We have actually done something like that up to the 32bit n_max for sure (but maybe even 64bit?), without any number that would contradict the conjecture.
But yeah, it is not even trivial to say whether it has a bounded max memory, so in case of an arbitrary precision int type, it may not be LBA, but Turing?
I guess I was thinking about indexing the visited numbers from a graph-traversal-algorithm-interview perspective instead of a CS theory one.
We can actually do it in O(1) space complexity in exchange for higher time complexity.

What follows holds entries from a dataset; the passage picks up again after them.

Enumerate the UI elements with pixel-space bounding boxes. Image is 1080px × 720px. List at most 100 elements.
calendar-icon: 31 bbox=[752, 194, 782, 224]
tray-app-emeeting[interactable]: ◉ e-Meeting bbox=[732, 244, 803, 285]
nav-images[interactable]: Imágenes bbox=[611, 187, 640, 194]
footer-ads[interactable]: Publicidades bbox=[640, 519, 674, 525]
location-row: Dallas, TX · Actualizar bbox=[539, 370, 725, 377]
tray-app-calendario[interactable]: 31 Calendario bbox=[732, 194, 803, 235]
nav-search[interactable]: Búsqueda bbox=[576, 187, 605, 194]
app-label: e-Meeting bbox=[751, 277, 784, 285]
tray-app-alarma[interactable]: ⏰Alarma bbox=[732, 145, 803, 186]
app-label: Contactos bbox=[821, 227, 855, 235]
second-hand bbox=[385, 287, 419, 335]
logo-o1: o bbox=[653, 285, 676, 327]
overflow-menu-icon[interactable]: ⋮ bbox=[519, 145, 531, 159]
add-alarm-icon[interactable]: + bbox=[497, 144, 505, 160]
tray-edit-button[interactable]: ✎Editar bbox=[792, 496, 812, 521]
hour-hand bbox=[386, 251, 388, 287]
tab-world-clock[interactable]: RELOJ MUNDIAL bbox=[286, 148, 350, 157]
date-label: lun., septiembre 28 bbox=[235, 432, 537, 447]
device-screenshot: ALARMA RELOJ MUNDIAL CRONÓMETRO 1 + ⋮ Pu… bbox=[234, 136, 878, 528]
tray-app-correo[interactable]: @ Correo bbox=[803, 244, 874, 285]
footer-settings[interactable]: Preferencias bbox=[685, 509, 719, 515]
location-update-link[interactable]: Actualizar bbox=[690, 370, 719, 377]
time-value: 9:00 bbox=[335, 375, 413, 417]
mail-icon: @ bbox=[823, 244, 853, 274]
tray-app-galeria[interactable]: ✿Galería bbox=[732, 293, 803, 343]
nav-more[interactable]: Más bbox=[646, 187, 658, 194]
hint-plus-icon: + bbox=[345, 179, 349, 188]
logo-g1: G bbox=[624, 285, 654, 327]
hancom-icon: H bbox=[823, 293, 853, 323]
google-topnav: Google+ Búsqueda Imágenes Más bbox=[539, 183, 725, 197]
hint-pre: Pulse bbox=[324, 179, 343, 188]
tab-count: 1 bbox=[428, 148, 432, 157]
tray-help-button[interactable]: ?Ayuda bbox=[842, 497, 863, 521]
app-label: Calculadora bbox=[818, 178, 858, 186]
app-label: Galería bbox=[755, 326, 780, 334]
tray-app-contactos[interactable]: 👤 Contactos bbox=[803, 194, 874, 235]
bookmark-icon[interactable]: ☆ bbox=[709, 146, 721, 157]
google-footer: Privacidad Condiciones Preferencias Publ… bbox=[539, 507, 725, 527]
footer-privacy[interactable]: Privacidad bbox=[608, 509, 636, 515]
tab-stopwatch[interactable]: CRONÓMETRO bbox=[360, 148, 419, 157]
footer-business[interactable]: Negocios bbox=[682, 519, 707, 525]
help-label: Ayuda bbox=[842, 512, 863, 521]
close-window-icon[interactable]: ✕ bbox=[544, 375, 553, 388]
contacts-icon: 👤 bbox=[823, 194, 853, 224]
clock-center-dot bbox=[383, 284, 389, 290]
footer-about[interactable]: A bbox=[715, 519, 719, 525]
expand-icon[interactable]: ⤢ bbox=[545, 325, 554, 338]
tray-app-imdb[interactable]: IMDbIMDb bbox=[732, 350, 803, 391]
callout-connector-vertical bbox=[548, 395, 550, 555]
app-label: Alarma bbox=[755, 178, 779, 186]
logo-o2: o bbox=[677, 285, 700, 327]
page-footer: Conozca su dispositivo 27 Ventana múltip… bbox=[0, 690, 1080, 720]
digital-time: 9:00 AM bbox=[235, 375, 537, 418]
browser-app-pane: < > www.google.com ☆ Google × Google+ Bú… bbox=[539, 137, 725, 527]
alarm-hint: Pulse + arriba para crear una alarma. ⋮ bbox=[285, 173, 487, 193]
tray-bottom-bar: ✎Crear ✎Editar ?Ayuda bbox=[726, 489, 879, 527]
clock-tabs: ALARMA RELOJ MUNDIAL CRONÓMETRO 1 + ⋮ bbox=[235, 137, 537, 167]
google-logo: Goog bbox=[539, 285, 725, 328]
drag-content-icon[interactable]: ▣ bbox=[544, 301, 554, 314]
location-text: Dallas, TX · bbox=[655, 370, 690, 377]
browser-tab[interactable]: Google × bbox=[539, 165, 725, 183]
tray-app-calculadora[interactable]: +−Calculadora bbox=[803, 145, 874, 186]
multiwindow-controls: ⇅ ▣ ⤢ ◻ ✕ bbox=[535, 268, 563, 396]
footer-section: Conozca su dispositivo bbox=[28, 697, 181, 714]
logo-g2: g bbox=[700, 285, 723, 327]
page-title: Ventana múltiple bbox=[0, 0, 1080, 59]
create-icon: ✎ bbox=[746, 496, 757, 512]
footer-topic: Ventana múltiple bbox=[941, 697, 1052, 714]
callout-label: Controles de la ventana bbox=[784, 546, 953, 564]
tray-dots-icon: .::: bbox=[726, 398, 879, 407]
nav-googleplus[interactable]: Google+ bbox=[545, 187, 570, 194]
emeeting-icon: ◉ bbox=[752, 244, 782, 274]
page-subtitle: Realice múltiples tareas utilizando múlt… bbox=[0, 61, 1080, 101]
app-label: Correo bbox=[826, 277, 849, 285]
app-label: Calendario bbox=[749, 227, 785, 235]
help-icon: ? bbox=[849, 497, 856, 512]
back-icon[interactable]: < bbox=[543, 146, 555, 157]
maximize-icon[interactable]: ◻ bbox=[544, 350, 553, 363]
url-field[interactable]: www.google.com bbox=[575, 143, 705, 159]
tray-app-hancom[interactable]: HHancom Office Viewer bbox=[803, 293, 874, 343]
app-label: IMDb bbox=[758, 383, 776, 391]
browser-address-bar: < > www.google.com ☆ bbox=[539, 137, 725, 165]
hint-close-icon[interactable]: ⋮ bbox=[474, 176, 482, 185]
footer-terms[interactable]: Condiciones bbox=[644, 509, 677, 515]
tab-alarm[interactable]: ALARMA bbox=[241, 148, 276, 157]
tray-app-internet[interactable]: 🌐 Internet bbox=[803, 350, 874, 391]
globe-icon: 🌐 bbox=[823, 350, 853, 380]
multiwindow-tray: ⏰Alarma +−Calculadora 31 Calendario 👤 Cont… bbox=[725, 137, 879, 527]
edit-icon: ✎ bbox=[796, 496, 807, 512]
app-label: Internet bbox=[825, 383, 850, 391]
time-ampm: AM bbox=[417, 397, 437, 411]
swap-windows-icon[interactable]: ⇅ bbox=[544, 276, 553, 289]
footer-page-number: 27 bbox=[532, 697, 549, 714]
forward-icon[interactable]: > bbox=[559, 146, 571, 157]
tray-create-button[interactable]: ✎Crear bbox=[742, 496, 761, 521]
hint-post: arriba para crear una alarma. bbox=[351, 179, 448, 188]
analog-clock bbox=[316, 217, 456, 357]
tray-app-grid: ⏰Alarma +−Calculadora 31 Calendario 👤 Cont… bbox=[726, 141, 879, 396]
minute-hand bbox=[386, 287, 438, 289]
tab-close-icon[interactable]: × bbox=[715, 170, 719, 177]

For i in range 1..n, compute n_i, the ith number in the hailstone iteration, and then continue the hailstone iteration n_(i+1)..n_max to see if n_i is equal to any of them. This takes us to quadratic time complexity, O(n * n_max), or constant complexity depending on how you look at it, but it only requires storing a single n_i at a time for cycle detection.
But then again, if you actually loop for n_max iterations without halting by reaching 1 or crashing, then you had to reuse a number somewhere, so the explicit cycle detection isn’t really important.

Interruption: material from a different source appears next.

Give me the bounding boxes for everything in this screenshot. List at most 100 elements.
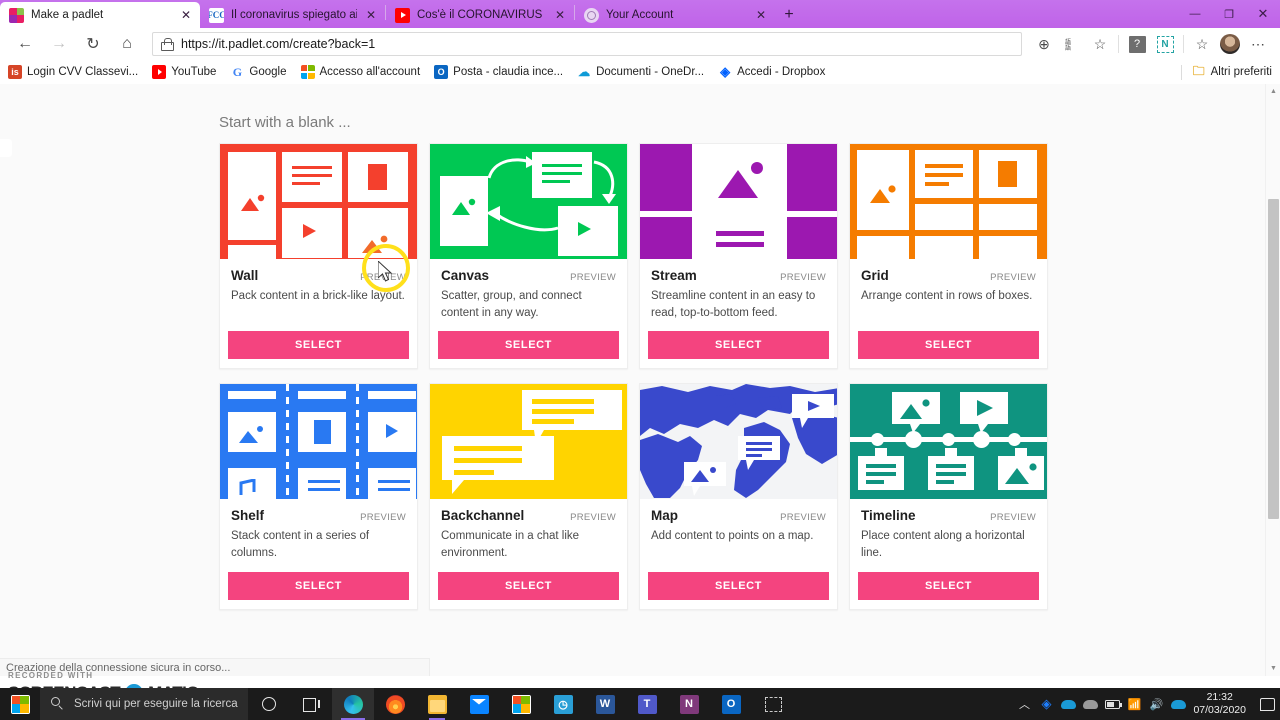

I have to admit my knowledge of complexity theory doesn’t extend too far, but isn’t the solution to LBAs just.. brute forcing? Also, is it even decidable a priori whether a program is LBA vs requiring a tape that is not only linear function of its input?

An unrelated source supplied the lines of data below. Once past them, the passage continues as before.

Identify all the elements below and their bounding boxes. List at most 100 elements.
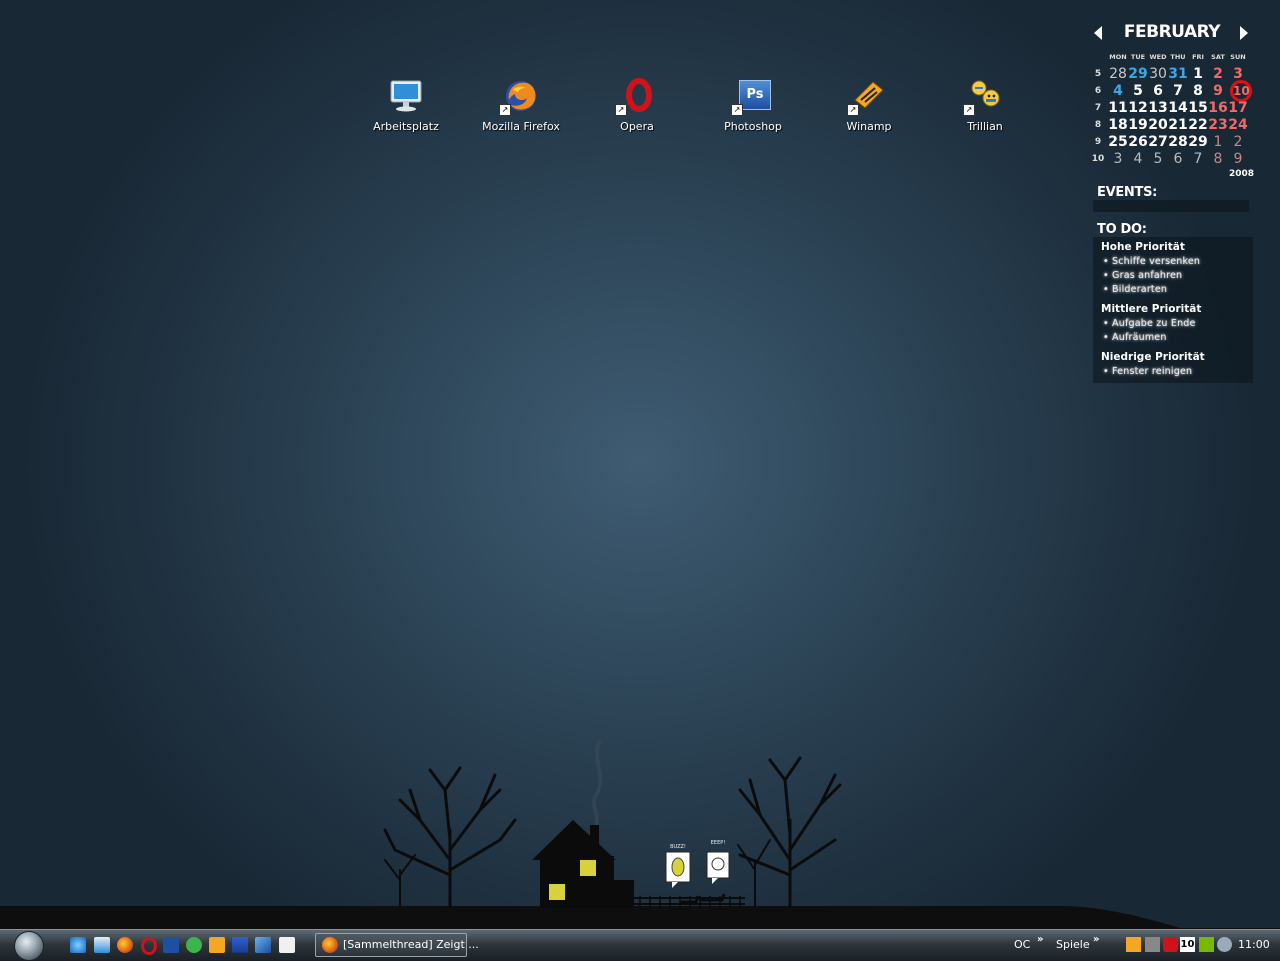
desktop-icon-winamp[interactable]: ↗ Winamp — [819, 78, 919, 133]
calendar-day[interactable]: 25 — [1108, 134, 1128, 150]
calendar-day[interactable]: 1 — [1188, 66, 1208, 82]
desktop-icon-trillian[interactable]: ↗ Trillian — [935, 78, 1035, 133]
desktop-icon-label: Trillian — [967, 120, 1003, 133]
calendar-day[interactable]: 31 — [1168, 66, 1188, 82]
calendar-day[interactable]: 20 — [1148, 117, 1168, 133]
calendar-day[interactable]: 28 — [1108, 66, 1128, 82]
quicklaunch-save-icon[interactable] — [232, 937, 248, 953]
shortcut-arrow-icon: ↗ — [847, 104, 859, 116]
calendar-day[interactable]: 4 — [1108, 83, 1128, 99]
calendar-day[interactable]: 14 — [1168, 100, 1188, 116]
calendar-day[interactable]: 6 — [1148, 83, 1168, 99]
calendar-day[interactable]: 26 — [1128, 134, 1148, 150]
todo-title: TO DO: — [1097, 222, 1147, 237]
calendar-day[interactable]: 22 — [1188, 117, 1208, 133]
calendar-day[interactable]: 18 — [1108, 117, 1128, 133]
toolbar-spiele-chevron-icon[interactable]: » — [1093, 934, 1099, 945]
calendar-day[interactable]: 4 — [1128, 151, 1148, 167]
calendar-day[interactable]: 5 — [1128, 83, 1148, 99]
events-list — [1093, 200, 1249, 212]
next-month-arrow-icon[interactable] — [1240, 26, 1248, 40]
todo-item[interactable]: • Schiffe versenken — [1103, 256, 1249, 267]
calendar-day[interactable]: 11 — [1108, 100, 1128, 116]
toolbar-oc-chevron-icon[interactable]: » — [1037, 934, 1043, 945]
quicklaunch-photoshop-icon[interactable] — [163, 937, 179, 953]
calendar-day[interactable]: 29 — [1128, 66, 1148, 82]
desktop-icon-arbeitsplatz[interactable]: Arbeitsplatz — [356, 78, 456, 133]
desktop-icon-label: Opera — [620, 120, 654, 133]
photoshop-logo: Ps — [739, 80, 771, 110]
calendar-day[interactable]: 9 — [1228, 151, 1248, 167]
day-name: MON — [1109, 52, 1127, 61]
taskbar-clock[interactable]: 11:00 — [1238, 938, 1270, 951]
tray-antivirus-icon[interactable] — [1163, 937, 1178, 952]
todo-item[interactable]: • Fenster reinigen — [1103, 366, 1249, 377]
week-number: 5 — [1094, 68, 1102, 79]
calendar-day[interactable]: 12 — [1128, 100, 1148, 116]
toolbar-oc[interactable]: OC — [1014, 938, 1030, 951]
todo-item[interactable]: • Gras anfahren — [1103, 270, 1249, 281]
quicklaunch-firefox-icon[interactable] — [117, 937, 133, 953]
calendar-day[interactable]: 29 — [1188, 134, 1208, 150]
quicklaunch-winamp-icon[interactable] — [209, 937, 225, 953]
calendar-week: 9 25 26 27 28 29 1 2 — [1088, 133, 1258, 150]
bubble-label-right: EEEP! — [711, 840, 726, 846]
calendar-day[interactable]: 28 — [1168, 134, 1188, 150]
calendar-day[interactable]: 6 — [1168, 151, 1188, 167]
wallpaper-landscape: BUZZ! EEEP! — [0, 739, 1280, 930]
calendar-day[interactable]: 16 — [1208, 100, 1228, 116]
tray-network-icon[interactable] — [1217, 937, 1232, 952]
todo-item[interactable]: • Aufgabe zu Ende — [1103, 318, 1249, 329]
toolbar-spiele[interactable]: Spiele — [1056, 938, 1090, 951]
taskbar-window-button[interactable]: [Sammelthread] Zeigt ... — [315, 933, 479, 957]
calendar-day[interactable]: 30 — [1148, 66, 1168, 82]
quicklaunch-p-icon[interactable] — [186, 937, 202, 953]
desktop-icon-label: Winamp — [846, 120, 892, 133]
start-button[interactable] — [14, 931, 44, 961]
quicklaunch-opera-icon[interactable] — [141, 937, 157, 955]
todo-item[interactable]: • Bilderarten — [1103, 284, 1249, 295]
calendar-day[interactable]: 19 — [1128, 117, 1148, 133]
computer-icon — [388, 78, 424, 114]
calendar-day[interactable]: 2 — [1208, 66, 1228, 82]
day-name: SUN — [1230, 52, 1246, 61]
desktop-icon-photoshop[interactable]: Ps ↗ Photoshop — [703, 78, 803, 133]
calendar-day[interactable]: 23 — [1208, 117, 1228, 133]
calendar-day[interactable]: 9 — [1208, 83, 1228, 99]
day-name: TUE — [1130, 52, 1146, 61]
quicklaunch-app-icon[interactable] — [255, 937, 271, 953]
quicklaunch-ie-icon[interactable] — [70, 937, 86, 953]
calendar-day[interactable]: 5 — [1148, 151, 1168, 167]
calendar-day[interactable]: 24 — [1228, 117, 1248, 133]
quicklaunch-folder-icon[interactable] — [279, 937, 295, 953]
priority-heading: Hohe Priorität — [1101, 241, 1185, 253]
calendar-week: 5 28 29 30 31 1 2 3 — [1088, 65, 1258, 82]
calendar-day[interactable]: 8 — [1208, 151, 1228, 167]
calendar-day[interactable]: 3 — [1228, 66, 1248, 82]
week-number: 9 — [1094, 136, 1102, 147]
tray-nvidia-icon[interactable] — [1199, 937, 1214, 952]
calendar-day[interactable]: 2 — [1228, 134, 1248, 150]
todo-item[interactable]: • Aufräumen — [1103, 332, 1249, 343]
tray-winamp-icon[interactable] — [1126, 937, 1141, 952]
calendar-day[interactable]: 13 — [1148, 100, 1168, 116]
calendar-week: 7 11 12 13 14 15 16 17 — [1088, 99, 1258, 116]
quicklaunch-computer-icon[interactable] — [94, 937, 110, 953]
calendar-day[interactable]: 7 — [1188, 151, 1208, 167]
tray-usb-icon[interactable] — [1145, 937, 1160, 952]
calendar-day-today[interactable]: 10 — [1230, 79, 1252, 102]
calendar-day[interactable]: 1 — [1208, 134, 1228, 150]
calendar-day[interactable]: 21 — [1168, 117, 1188, 133]
calendar-day[interactable]: 27 — [1148, 134, 1168, 150]
todo-list: Hohe Priorität • Schiffe versenken • Gra… — [1093, 237, 1253, 383]
tray-badge[interactable]: 10 — [1180, 937, 1195, 952]
calendar-day[interactable]: 8 — [1188, 83, 1208, 99]
photoshop-icon: Ps ↗ — [731, 78, 771, 116]
calendar-day[interactable]: 7 — [1168, 83, 1188, 99]
calendar-day[interactable]: 15 — [1188, 100, 1208, 116]
calendar-day[interactable]: 17 — [1228, 100, 1248, 116]
taskbar: [Sammelthread] Zeigt ... OC » Spiele » 1… — [0, 929, 1280, 961]
calendar-day[interactable]: 3 — [1108, 151, 1128, 167]
desktop-icon-opera[interactable]: ↗ Opera — [587, 78, 687, 133]
desktop-icon-firefox[interactable]: ↗ Mozilla Firefox — [471, 78, 571, 133]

The worst case solution is just brute forcing, yes.
An LBA is effectively "just" a Turing machine that has a finite tape.
A typical current computer is an LBA only if you disallow all IO of any sort or bound that IO and include it as part of the system you analyse and so fix the values which will be provided as IO, which of course is a very unusual situation, and so that constraint does not really make the halting problem more tractable in situations we usually care about.
The naive way of deciding it it halts is executing it and keep track of all state between steps. If the machine halts, you're done, if it repeats a state, it's looping.
If you can represent a program with an LBA, it is by definition a context sensitive language and decidable. You could also show it by making a equivalent gramma for the language, that accepts the same input as the program. This gramma must be constructed in a certain way, and then you know it is a context sensitive language.
A machine we have to today in isolation with no form of IO are not general Turing machines, but almost all of them do have that and so if you consider them in isolation rather than the full system (which would include all sources of inputs) the halting problem applies. E.g. code to the effect of "while gets() {}" will either halt or not halt depending on the input, but which isn't decidable without knowing or constraining that input.
We can certainly look for AGI that can do better at deciding the halting of decidable programs, but even for current computers the general halting problem is undecidable without adding artificial constraints.
IO is just state and can be represented on the tape. You can construct a machine for every conceivable input at every time during the execution and reason about them.
You can, theoretically, keep constructing machines for every input you need. Yes you are bounded, but you can say "this machine will halt for every input it can receive in the next 100 years", because you need to quantify the input in blocks of time.
So we will probably never practically solve the halting for LBAs, but the quest for this AGI that should be able to solve this, is not just day dreaming, it's rooted in the theory.